RUN pip install flask
EXPOSE 5000
CMD ["python", "api.py"]
In Cloud Shell, run the following command to build the dockerfile:
$ docker build -t ml-k8s .
$ docker tag ml-k8s [HOSTNAME]/[PROJECT-ID]/ml-k8s
$ docker push [HOSTNAME]/[PROJECT-ID]/ml-k8s
For more about Container Registry, see this quickstart.
When your Docker file is built and pushed to Container Registry, you are done with containerizing the ML model.
-
Ensure that you have enabled the Google Kubernetes Engine API. You can enable an API in the Cloud Console.
-
Start a cluster:
$ gcloud container clusters create k8s-ml-cluster --num-nodes 3 --machine-type g1-small --zone us-west1-b
You may need to wait a moment for the cluster to be created.
-
Connect to the cluster:
$ gcloud container clusters get-credentials tf-gke-k8s --zone us-west1-b --project [PROJECT_ID]
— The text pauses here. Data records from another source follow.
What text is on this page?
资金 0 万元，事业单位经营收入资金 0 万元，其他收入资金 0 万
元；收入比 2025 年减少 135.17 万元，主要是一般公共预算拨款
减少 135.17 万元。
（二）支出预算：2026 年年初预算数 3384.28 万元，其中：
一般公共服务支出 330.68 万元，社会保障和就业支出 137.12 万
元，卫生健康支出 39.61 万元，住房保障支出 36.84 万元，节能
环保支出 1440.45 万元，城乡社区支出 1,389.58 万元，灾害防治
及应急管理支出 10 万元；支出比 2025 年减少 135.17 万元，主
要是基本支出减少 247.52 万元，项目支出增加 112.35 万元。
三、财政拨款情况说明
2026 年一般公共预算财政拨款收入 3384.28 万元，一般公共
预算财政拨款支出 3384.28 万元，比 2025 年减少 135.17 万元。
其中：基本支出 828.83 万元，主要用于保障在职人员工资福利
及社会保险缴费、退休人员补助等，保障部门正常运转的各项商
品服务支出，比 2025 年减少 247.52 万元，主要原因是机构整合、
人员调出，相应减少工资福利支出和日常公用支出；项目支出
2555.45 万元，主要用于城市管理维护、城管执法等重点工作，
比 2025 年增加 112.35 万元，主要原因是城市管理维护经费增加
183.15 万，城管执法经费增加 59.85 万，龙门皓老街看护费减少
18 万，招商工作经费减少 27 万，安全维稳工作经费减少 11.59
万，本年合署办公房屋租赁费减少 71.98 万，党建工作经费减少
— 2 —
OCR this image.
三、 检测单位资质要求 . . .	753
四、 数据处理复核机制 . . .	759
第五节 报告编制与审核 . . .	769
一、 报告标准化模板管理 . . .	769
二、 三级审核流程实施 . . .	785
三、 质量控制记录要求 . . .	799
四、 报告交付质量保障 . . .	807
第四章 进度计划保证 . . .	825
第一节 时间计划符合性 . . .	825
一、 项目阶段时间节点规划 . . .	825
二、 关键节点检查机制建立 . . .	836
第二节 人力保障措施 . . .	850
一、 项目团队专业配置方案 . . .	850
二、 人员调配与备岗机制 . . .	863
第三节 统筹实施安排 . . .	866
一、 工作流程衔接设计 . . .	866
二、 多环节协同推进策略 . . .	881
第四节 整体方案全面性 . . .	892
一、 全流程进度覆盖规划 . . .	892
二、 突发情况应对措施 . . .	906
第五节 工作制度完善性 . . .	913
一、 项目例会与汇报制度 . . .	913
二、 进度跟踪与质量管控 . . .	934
For more information, see Creating a Kubernetes cluster.
The structure of this project that you create is as follows:
| api.py
| base
| namespace.yaml
| deployment.yaml
| service.yaml
| kustomize.yaml
| Dockerfile
Writing YAML files for Kubernetes can get repetitive and hard to manage, especially when there are multiple files and you need to execute them one by one. With the Kustomize utility, you can customize raw, template-free YAML files for multiple purposes, leaving the original YAML untouched.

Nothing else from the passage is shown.